I will try to reconcile the difference between your formula and this one. Admittedly, I did this my derivation in my head because of the convolution identity that dawned on me.
Yes, if L is a sum of independent exponentials with means Lo and L1, then L has density
(*) 1/(L1-L0)*( exp(-x/L1)-exp(-x/L0) ), for x >= 0.
(Of course, when L0->L1 this will collapse to a Gamma distribution with 2 degrees of freedom).
In the formulas above, I assumed that S is also Gamma(2,s) distributed, which perhaps is harder to give a physical interpretation than for L. If we assume S ~ Exp(lambda) and L density (*), then
E[D(S,L)] = lambda*(1 - 1/(L1-Lo)*(1/(1/lambda + 1/L1) - 1/(1/lambda + 1/Lo)) ).

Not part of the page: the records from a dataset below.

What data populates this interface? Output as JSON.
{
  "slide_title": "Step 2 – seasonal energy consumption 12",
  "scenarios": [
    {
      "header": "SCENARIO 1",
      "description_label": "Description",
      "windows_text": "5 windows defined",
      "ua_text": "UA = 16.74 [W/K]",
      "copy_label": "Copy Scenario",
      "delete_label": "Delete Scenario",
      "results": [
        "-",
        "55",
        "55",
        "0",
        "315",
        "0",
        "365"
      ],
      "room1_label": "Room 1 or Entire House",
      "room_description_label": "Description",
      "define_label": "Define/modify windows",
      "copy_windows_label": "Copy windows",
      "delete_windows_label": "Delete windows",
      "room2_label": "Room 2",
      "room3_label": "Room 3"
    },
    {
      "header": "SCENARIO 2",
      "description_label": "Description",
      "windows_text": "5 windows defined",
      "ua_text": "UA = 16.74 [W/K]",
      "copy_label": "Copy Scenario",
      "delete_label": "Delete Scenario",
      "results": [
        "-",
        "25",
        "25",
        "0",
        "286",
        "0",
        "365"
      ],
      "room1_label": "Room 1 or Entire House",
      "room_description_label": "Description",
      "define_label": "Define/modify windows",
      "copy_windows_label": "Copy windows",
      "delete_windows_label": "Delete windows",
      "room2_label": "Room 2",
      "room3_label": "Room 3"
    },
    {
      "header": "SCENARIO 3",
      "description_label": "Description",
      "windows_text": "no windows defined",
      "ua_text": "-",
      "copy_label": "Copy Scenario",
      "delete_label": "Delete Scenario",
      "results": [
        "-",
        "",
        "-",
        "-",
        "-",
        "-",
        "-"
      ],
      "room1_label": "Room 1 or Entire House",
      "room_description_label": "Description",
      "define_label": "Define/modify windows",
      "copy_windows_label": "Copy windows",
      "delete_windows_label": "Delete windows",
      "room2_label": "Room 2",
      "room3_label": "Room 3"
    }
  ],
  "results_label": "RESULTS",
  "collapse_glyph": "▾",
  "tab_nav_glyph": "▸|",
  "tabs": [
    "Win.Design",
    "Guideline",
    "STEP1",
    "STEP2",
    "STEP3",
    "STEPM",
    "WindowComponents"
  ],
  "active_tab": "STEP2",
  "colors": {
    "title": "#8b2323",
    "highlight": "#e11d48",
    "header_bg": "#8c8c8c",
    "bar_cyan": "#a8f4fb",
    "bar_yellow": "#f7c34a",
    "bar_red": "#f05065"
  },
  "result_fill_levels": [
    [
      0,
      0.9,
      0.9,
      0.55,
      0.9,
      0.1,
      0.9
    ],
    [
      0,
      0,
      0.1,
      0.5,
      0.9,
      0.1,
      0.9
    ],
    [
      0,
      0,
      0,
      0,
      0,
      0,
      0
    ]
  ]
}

But perhaps all this fiddling around with different distibutions is of moderate interest: it is probably most important to recognice that the most important thing is to have some kind of uncertainty ("dispersion") in lambda and L. Whether this is the case, I would say, comes down to how sensitive the "output" is to the various assumptions on the distributions, the "output" being whatever the model help us to say about the real world. (In this case, perhaps the expected volume of discoveries in the next few years.)
Another thing we could try to adress is the sample variability: we have focused on the mean of D(S,L), but it should be straight forward to compute condfidence intervals for future discoveries, given assumptions on the distributions of S and L. (Maybe you already did this).
Another (minor) comment: i don't think the single dispersive model corresponds to a uniformly distributed L --- in that model, L = Lo deterministically (i.e. point mass 1 at Lo in probability lingo).
In fact, L uniformly distributed on [0,2*L0] (to make E[L] = L0) gives
E[D(S,L)] = labmda*( 1 - 1/(2*Lo) + 1/(2*Lo)*exp(-2*Lo/lambda) ).